Sugar Pie wasn’t without a label for long. Her driving “Get To Steppin’,” which she wrote with soul star Joe Simon, was issued in 1967 on Brunswick, which also pressed up her ‘68 encore “(That) Lovin’ Touch.” “He was a sweetheart. That old boy can sing!” says DeSanto of the mellifluous Simon. “I could see he was cool.” DeSanto’s next stop was Ron Carson’s Bay Area-based Soul Clock label, where she cut a self-penned “The Feelin’s Too Strong” in 1969 and “My Illusions” the next year.

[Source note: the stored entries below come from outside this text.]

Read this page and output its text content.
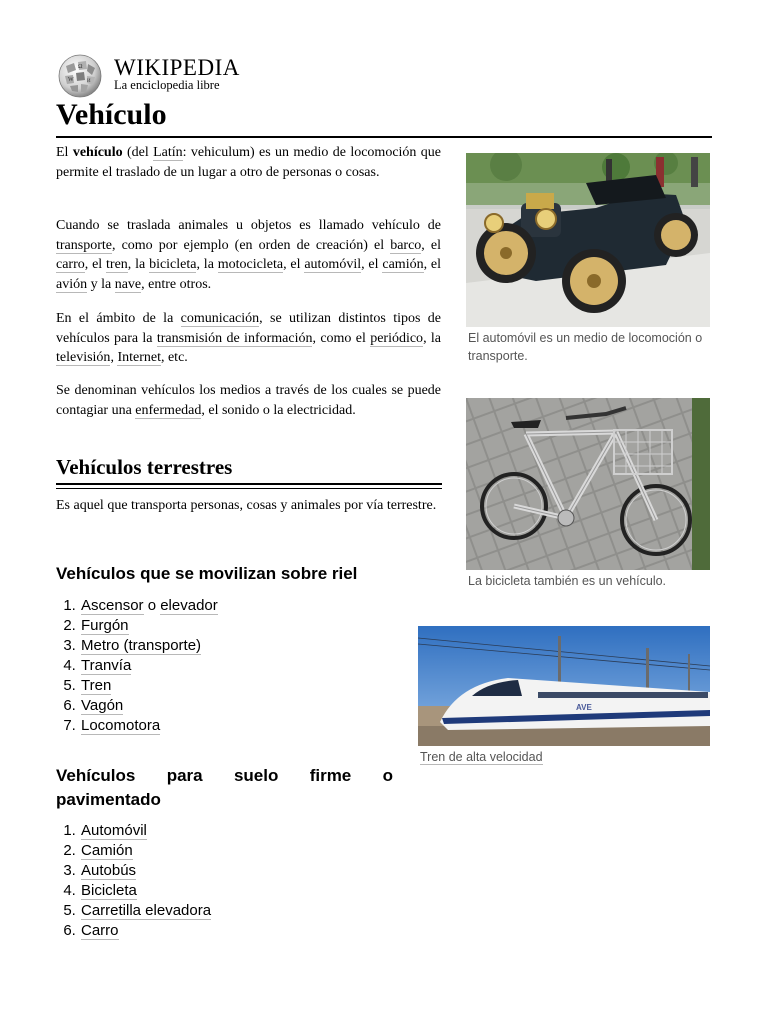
Ω
W	И
WIKIPEDIA
La enciclopedia libre
Vehículo

El vehículo (del Latín: vehiculum) es un medio de locomoción que permite el traslado de un lugar a otro de personas o cosas.

Cuando se traslada animales u objetos es llamado vehículo de transporte, como por ejemplo (en orden de creación) el barco, el carro, el tren, la bicicleta, la motocicleta, el automóvil, el camión, el avión y la nave, entre otros.

En el ámbito de la comunicación, se utilizan distintos tipos de vehículos para la transmisión de información, como el periódico, la televisión, Internet, etc.

Se denominan vehículos los medios a través de los cuales se puede contagiar una enfermedad, el sonido o la electricidad.

Vehículos terrestres

Es aquel que transporta personas, cosas y animales por vía terrestre.

Vehículos que se movilizan sobre riel
1. Ascensor o elevador
2. Furgón
3. Metro (transporte)
4. Tranvía
5. Tren
6. Vagón
7. Locomotora
Vehículos para suelo firme o pavimentado
1. Automóvil
2. Camión
3. Autobús
4. Bicicleta
5. Carretilla elevadora
6. Carro
El automóvil es un medio de locomoción o transporte.
La bicicleta también es un vehículo.
AVE
Tren de alta velocidad
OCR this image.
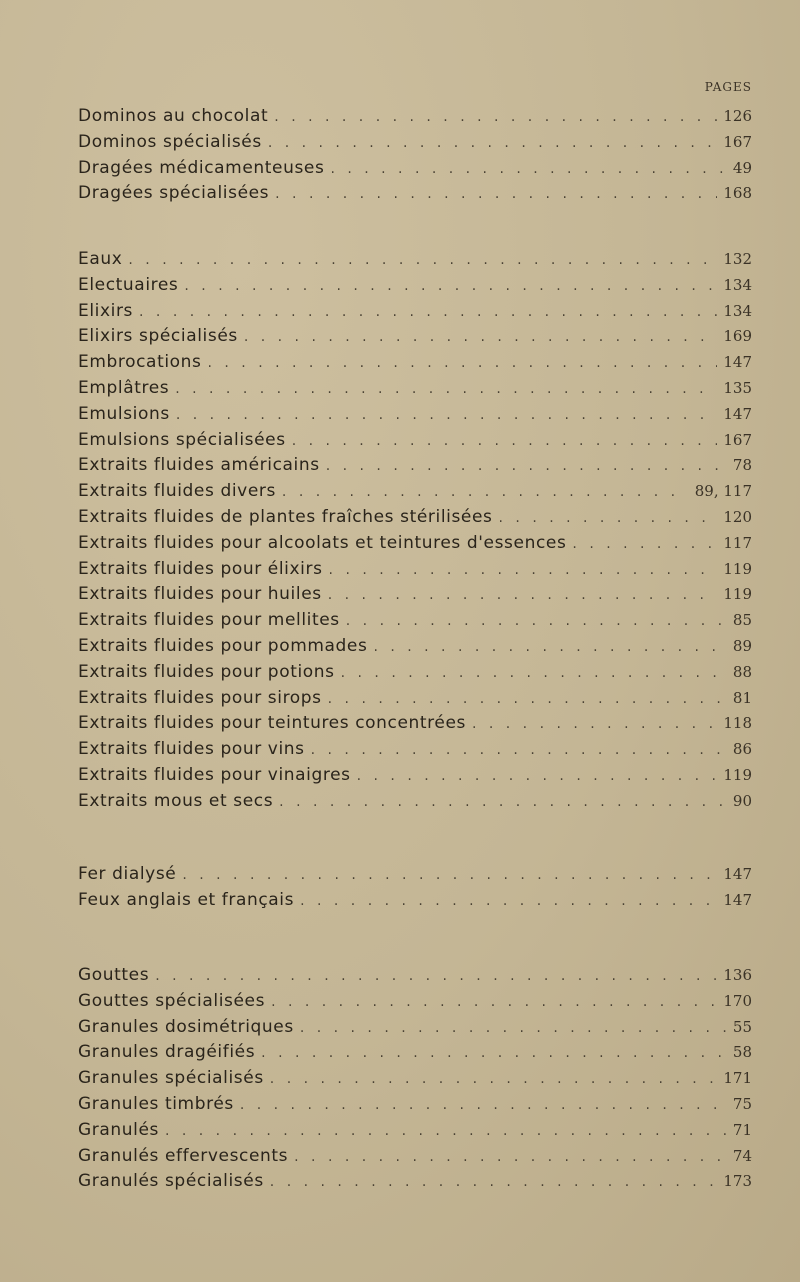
PAGES
Dominos au chocolat . . .	126
Dominos spécialisés . . .	167
Dragées médicamenteuses . . .	49
Dragées spécialisées . . .	168
Eaux . . .	132
Electuaires . . .	134
Elixirs . . .	134
Elixirs spécialisés . . .	169
Embrocations . . .	147
Emplâtres . . .	135
Emulsions . . .	147
Emulsions spécialisées . . .	167
Extraits fluides américains . . .	78
Extraits fluides divers . . .	89, 117
Extraits fluides de plantes fraîches stérilisées . . .	120
Extraits fluides pour alcoolats et teintures d'essences . . .	117
Extraits fluides pour élixirs . . .	119
Extraits fluides pour huiles . . .	119
Extraits fluides pour mellites . . .	85
Extraits fluides pour pommades . . .	89
Extraits fluides pour potions . . .	88
Extraits fluides pour sirops . . .	81
Extraits fluides pour teintures concentrées . . .	118
Extraits fluides pour vins . . .	86
Extraits fluides pour vinaigres . . .	119
Extraits mous et secs . . .	90
Fer dialysé . . .	147
Feux anglais et français . . .	147
Gouttes . . .	136
Gouttes spécialisées . . .	170
Granules dosimétriques . . .	55
Granules dragéifiés . . .	58
Granules spécialisés . . .	171
Granules timbrés . . .	75
Granulés . . .	71
Granulés effervescents . . .	74
Granulés spécialisés . . .	173
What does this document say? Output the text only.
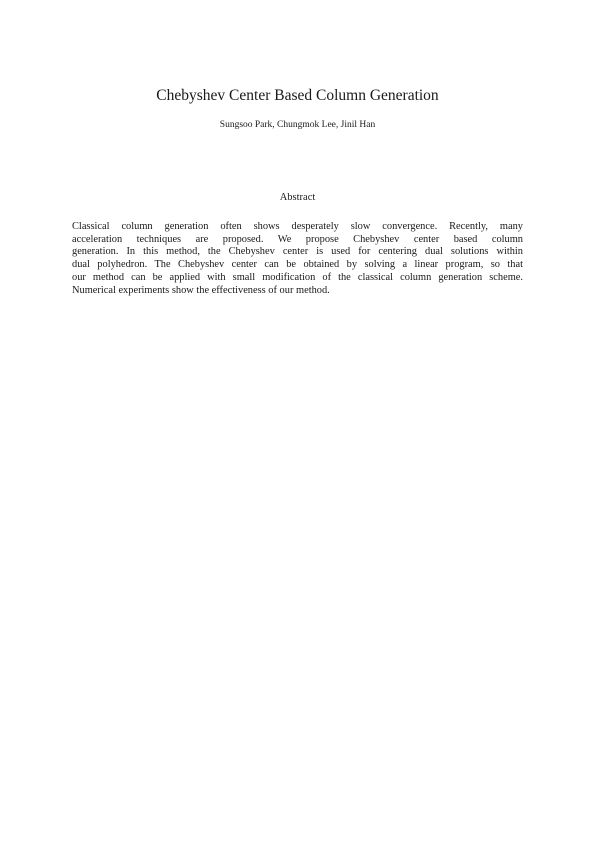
Chebyshev Center Based Column Generation
Sungsoo Park, Chungmok Lee, Jinil Han
Abstract

Classical column generation often shows desperately slow convergence. Recently, many
acceleration techniques are proposed. We propose Chebyshev center based column
generation. In this method, the Chebyshev center is used for centering dual solutions within
dual polyhedron. The Chebyshev center can be obtained by solving a linear program, so that
our method can be applied with small modification of the classical column generation scheme.
Numerical experiments show the effectiveness of our method.
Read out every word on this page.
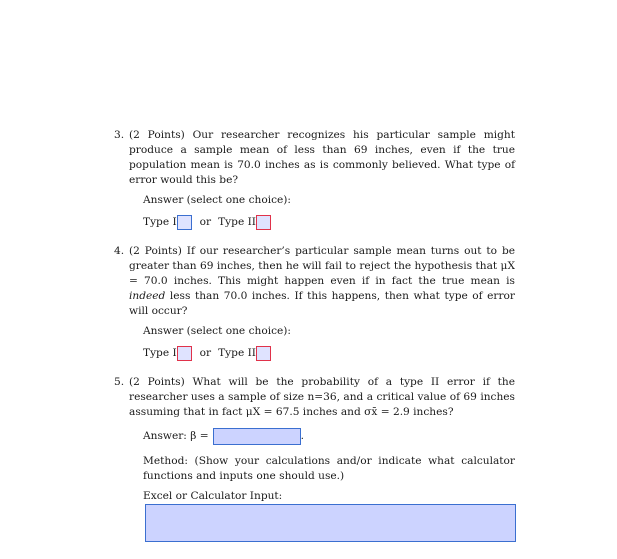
3. (2 Points) Our researcher recognizes his particular sample might produce a sample mean of less than 69 inches, even if the true population mean is 70.0 inches as is commonly believed. What type of error would this be?

Answer (select one choice):

Type I or Type II

4. (2 Points) If our researcher’s particular sample mean turns out to be greater than 69 inches, then he will fail to reject the hypothesis that μX = 70.0 inches. This might happen even if in fact the true mean is indeed less than 70.0 inches. If this happens, then what type of error will occur?

Answer (select one choice):

Type I or Type II

5. (2 Points) What will be the probability of a type II error if the researcher uses a sample of size n=36, and a critical value of 69 inches assuming that in fact μX = 67.5 inches and σx̄ = 2.9 inches?

Answer: β =	.

Method: (Show your calculations and/or indicate what calculator functions and inputs one should use.)

Excel or Calculator Input:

Jasman has been Sugar Pie’s recording home ever since then. Moore produced her two-part Geddins-penned “Hello San Francisco” in 1972, the logo issuing several followup 45s as well. Jasman has released a series of DeSanto albums: Hello, San Francisco in 1984, Sugar is Salty (1993), Classic Sugar Pie (1997), A Slice of Pie (1999), and Refined Sugar in 2006.

Sugar Pie is raring to get back onstage again. “I’m doing what I was born to do,” she says. “Hey, I’ll be around. With God’s help, I can still be kicking and going. I really miss my life. It’s not a joke. I miss it. But there’s nothing I could do. I got ill, so I do what the rest do–I try to get well.” She isn’t even ruling out bringing back her climactic and quite amazing scissor-lock stage move; she would leap at the waist of an unsuspecting fan feet first in mid-song, locking her legs around the startled male like a pro wrestler.

“I’m going on 83. I’ll do it in a minute. But the doctor told me, ‘Don’t do it!’” chuckles DeSanto, who took ballet lessons as a child. “I had the surgery on my back a couple of years ago, but still, that don’t stop me. If I feel good, I’m gonna do it!”